Job cuts loom in KTDA as staff audit firm steps in

A farmer picks tea at Githarara Village in Tetu, Nyeri County, on April 13. Tea farmers started to receive their annual bonus on Friday, which totals Sh21 billion. [File, Standard]

Kenya Tea Development Agency (KTDA) has sourced a human resource firm to undertake a month-long staff audit, signalling impending layoffs at the firm.

KTDA Chief Executive Officer Wilson Muthaura, in an inter-office communication dated October 27, announced the appointment of Cliff Anderson Limited to undertake the 30-day audit.

“All heads of departments are requested to accord them support and are required to provide the information requested by the consultants to enable them to conclude the exercise within the stipulated period,” Muthaura wrote to the KTDA MS heads of departments in the memo copied to acting group finance director and acting head of the subsidiary.

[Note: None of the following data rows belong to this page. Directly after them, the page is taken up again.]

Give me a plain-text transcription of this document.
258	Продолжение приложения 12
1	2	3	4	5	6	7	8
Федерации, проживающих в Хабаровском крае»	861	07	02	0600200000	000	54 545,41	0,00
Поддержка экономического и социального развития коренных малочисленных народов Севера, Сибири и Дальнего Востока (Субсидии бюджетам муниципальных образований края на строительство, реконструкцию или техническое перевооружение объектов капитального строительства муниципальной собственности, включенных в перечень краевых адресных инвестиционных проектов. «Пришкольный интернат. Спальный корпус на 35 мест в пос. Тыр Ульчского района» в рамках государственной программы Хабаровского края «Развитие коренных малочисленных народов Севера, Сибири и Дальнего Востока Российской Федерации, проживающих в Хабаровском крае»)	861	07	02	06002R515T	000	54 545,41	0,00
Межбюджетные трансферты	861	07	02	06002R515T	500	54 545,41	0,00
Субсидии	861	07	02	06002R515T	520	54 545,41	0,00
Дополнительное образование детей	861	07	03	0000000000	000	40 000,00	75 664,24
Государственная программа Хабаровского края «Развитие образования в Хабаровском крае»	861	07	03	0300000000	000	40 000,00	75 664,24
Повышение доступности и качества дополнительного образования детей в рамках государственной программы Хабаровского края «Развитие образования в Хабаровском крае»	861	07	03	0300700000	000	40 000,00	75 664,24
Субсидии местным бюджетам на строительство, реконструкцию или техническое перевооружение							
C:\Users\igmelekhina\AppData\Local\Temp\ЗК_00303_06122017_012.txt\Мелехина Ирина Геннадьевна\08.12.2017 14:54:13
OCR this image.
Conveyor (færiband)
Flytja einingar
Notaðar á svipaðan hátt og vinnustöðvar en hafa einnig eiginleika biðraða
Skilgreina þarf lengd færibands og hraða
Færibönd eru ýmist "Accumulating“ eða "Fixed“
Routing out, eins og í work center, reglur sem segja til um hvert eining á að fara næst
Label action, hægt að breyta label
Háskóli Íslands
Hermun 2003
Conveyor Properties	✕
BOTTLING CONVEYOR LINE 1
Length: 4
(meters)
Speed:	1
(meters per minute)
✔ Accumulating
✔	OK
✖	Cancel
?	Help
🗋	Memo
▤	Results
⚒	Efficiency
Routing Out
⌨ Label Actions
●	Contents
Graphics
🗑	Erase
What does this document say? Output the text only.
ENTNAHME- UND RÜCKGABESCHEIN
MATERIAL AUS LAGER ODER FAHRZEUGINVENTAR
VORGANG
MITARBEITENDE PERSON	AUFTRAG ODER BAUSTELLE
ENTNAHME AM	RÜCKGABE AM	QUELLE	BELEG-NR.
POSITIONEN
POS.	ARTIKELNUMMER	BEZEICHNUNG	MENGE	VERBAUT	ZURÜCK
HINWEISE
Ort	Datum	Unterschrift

The consultant will help the KTDA MS shape its next direction after government-supported reforms indicated it as among the agency’s subsidiaries that needed an overhaul.

This also comes at a time when the commission the company used to charge tea factories has been reduced from 2.5 per cent to 1.5 per cent under the tea sector reforms.

KTDA MS offers management services to over 70 smallholder factories, seconding a factory unit manager and production assistants, a factory accountant and field service coordinators to the units.

It also has several regional management offices to supervise its workers at a cluster of factories.

A price stabilisation committee appointed by Agriculture Cabinet Secretary Peter Munya earlier in the year indicated the subsidiary as among those failing the over 600,000 tea farmers.

The committee accused the management services wing of enjoying skewed management agreements that do not hold them accountable and allowing the introduction of new products such as orthodox, purple and Chencha tea without a clear market plan.

During the KTDA AGM held in Mombasa, the directors who were taken through a snapshot of the committee presentations were tipped that some of the subsidiary’s employees could be offloaded to cut costs.

Agency’s Head of Corporate Communications Ndiga Kithae said rationalisation is normal in business, which needs to establish whether one has the right and required workforce.

“Based on your findings, you can add or reduce the number of employees,” said Mr Kithae.

Gatunguru Tea Factory Chairman Mwangi Kaguma said some of the salaries paid to the employees were not sustainable and urgently needed to be reviewed.

Mr Kaguma said the directors are working towards giving the best to the farmers, following the government’s promise to pay them better prices for their high valued crop.

In July, KTDA Chairman David Ichoho said the directors elected by farmers will undertake restructuring of the sector to match with the growers’ expectations.